The deployment, in detail How we built L'Occitane en Provence's install — operator to operator.
A long-form walkthrough of the brief, the hardware decisions, and the live result. The version we'd send another business owner if they asked us how this kind of program actually ships.
Inside the brief
L'Occitane en Provence is a French personal-care brand with global retail distribution and a clear North American growth thesis. The brief that came to CrownTV reflected that thesis directly: deploy digital signage across the entire North American retail footprint — 150+ boutiques across the United States and Canada — and run them as one program. The hard part was never the panel count. It was the operational model.
L'Occitane operates retail in three formats. Flagship boutiques in destination malls and high streets host the full brand experience including video walls. Standard boutiques run a smaller screen estate with one or two video positions. Mall outlets and smaller satellite stores often have a single window display or cash-wrap screen. A signage platform that works for the chain has to ship the same content language across all three formats — a 3×3 video wall in a flagship and a single portrait window panel in a mall outlet need to read as the same brand on the same day.
The other half of the brief was the permission model. L'Occitane's IT team owns infrastructure and security. The central marketing team owns brand creative and seasonal campaigns. Store managers know their local customer base and want to ship local promotions and Instagram-feed content on their own screens without escalating. Any platform that put all three groups on the same workflow would fail — the brand campaigns would get blocked by store-manager edits, or the store managers would get locked out and stop using the system. The CMS had to scope permissions properly from day one.
Inside the install
Hardware first. L'Occitane's chain runs Samsung commercial displays in three configurations chosen per store format. Flagship stores — including the Aventura Mall flagship — carry 3×3 video walls (nine 4K panels in a grid) for the hero moments at the front of the store. Standard boutiques run 2×2 video walls (four panels in a grid) at the brand wall position. Mall outlets and smaller satellite stores run single-panel installations — sometimes a portrait window-facing display, sometimes a landscape cash-wrap screen, sometimes both paired. Across the chain, 150+ boutiques run on a hardware family designed to work as one program rather than three.

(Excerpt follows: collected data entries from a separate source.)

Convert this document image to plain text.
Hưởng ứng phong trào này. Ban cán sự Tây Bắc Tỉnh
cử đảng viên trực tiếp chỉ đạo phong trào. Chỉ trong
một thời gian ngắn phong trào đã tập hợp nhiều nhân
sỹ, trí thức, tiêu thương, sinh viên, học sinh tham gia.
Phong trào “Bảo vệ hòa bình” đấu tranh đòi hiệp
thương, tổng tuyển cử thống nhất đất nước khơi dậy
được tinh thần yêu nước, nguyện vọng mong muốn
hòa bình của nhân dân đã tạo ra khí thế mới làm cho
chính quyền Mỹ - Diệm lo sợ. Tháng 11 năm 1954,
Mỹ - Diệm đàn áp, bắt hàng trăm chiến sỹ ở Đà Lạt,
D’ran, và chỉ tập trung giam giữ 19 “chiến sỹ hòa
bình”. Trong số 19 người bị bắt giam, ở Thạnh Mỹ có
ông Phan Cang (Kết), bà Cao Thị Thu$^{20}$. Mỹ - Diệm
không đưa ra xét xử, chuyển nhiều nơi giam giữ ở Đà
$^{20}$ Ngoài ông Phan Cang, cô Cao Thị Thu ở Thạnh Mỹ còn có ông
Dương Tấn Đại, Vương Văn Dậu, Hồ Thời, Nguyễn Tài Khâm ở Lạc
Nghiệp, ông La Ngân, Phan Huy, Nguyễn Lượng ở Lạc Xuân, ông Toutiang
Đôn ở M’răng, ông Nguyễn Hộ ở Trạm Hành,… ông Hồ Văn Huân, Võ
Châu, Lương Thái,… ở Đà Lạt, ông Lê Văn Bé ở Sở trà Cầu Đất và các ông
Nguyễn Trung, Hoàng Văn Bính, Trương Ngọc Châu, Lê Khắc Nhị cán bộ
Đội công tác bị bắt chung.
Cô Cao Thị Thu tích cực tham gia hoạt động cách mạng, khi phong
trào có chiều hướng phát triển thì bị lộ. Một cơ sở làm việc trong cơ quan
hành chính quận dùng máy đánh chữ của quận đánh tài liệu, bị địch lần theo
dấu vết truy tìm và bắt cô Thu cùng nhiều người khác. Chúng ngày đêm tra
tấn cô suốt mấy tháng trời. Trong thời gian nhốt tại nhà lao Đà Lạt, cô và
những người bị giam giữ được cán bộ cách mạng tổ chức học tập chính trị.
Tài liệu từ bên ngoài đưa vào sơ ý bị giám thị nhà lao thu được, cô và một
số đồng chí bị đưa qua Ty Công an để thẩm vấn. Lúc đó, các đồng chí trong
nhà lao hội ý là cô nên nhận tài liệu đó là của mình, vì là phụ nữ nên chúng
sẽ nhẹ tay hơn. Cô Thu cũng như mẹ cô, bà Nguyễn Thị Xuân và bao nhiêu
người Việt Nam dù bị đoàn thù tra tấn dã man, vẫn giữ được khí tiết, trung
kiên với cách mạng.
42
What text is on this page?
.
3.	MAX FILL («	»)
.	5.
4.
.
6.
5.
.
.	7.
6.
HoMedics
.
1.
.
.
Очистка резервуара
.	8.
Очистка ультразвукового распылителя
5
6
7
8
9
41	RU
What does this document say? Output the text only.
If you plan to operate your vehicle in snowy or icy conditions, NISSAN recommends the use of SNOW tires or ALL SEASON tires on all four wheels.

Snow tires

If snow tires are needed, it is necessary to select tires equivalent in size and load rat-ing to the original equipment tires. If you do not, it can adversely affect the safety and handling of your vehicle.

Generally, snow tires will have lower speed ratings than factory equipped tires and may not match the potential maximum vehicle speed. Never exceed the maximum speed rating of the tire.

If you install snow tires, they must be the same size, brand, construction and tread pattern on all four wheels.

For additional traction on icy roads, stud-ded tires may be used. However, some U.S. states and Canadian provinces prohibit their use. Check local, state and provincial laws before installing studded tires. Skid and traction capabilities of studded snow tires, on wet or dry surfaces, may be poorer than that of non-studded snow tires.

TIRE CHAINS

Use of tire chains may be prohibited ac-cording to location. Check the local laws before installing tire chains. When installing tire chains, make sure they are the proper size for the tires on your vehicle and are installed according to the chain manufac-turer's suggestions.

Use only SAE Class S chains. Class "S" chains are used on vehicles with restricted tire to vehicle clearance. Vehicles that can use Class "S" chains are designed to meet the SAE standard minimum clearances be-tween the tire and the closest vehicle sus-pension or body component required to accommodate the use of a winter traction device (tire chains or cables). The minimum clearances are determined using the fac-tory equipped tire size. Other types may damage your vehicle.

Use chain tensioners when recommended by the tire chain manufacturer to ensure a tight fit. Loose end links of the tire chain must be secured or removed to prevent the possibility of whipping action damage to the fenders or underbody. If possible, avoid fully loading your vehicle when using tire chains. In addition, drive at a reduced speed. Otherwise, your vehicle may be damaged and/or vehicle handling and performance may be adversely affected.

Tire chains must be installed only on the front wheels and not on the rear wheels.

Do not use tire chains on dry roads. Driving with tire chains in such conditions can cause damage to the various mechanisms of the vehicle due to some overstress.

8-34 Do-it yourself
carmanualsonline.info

The signage program is built around screen pairs in every store: a window-facing panel that anchors the storefront brand moment, and an interior cash-wrap or feature-wall panel that reinforces the same message at the point of sale. That pairing matters more than the per-store screen count. A customer who notices the window display walks in expecting continuity, and the cash-wrap screen delivers it. We co-engineered both panel positions with L'Occitane's visual merchandising team so the screens read as part of the boutique design language, not as bolted-on tech.
Permissions are where the platform earns its keep. The CrownTV Cloud Dashboard runs all 150+ stores with a three-tier model. IT has full system access — device provisioning, network configuration, security policies, audit logs. The central marketing team operates a campaign workflow — they upload seasonal creative, schedule chain-wide campaigns, and ship Instagram-feed content to specific store clusters. Store managers retain local-level customization scoped to their own boutique — they can run a flash promotion, swap creative for a local event, or adjust a schedule for a regional holiday, but they cannot push content to other stores or override the central campaign. Each tier operates independently without overstepping. The audit trail is unified.
Real-time device monitoring is part of the operational model, not a bolt-on feature. Every panel, media player, and network connection in every L'Occitane store reports status to the CrownTV operations center. We see a panel offline before the store reports it. That matters across 150+ locations where a black screen at 9am on a Saturday in a flagship is a brand failure that needs to be solved before lunch, not next week. The monitoring loop is the difference between a chain-of-150 program and a portfolio-of-150 individual installs.
After go-live
L'Occitane's marketing team ships seasonal campaigns and Instagram-feed content to 150+ stores from one place. The publishing workflow is identical regardless of whether the campaign is going to a 3×3 video wall flagship or to a single-panel mall outlet — the platform handles the format adaptation, the marketing team works at the campaign level. That is the result that matters: the platform let the brand operate at chain scale instead of at per-store scale.
The three-tier permission model has held up under load. IT runs infrastructure, marketing runs campaigns, store managers run local customization. The audit trail is clean. Tickets to our support team are about hardware faults and content questions, not about who-can-edit-what conflicts. That tells us the permission model is working — when a permission model is wrong, the support volume tells you within the first quarter.
European expansion is the next chapter — L'Occitane's roadmap has the same platform expanding across France, Luxembourg, the United Kingdom, Germany, and Belgium. We treat that as a logistics deployment, not a re-architecture. The Samsung panels are the same in Europe, the CrownTV media players ship internationally on the same kit, and the CMS does not need to be rebuilt for a different region. From the central marketing team's perspective, adding Paris is the same operation as adding Toronto.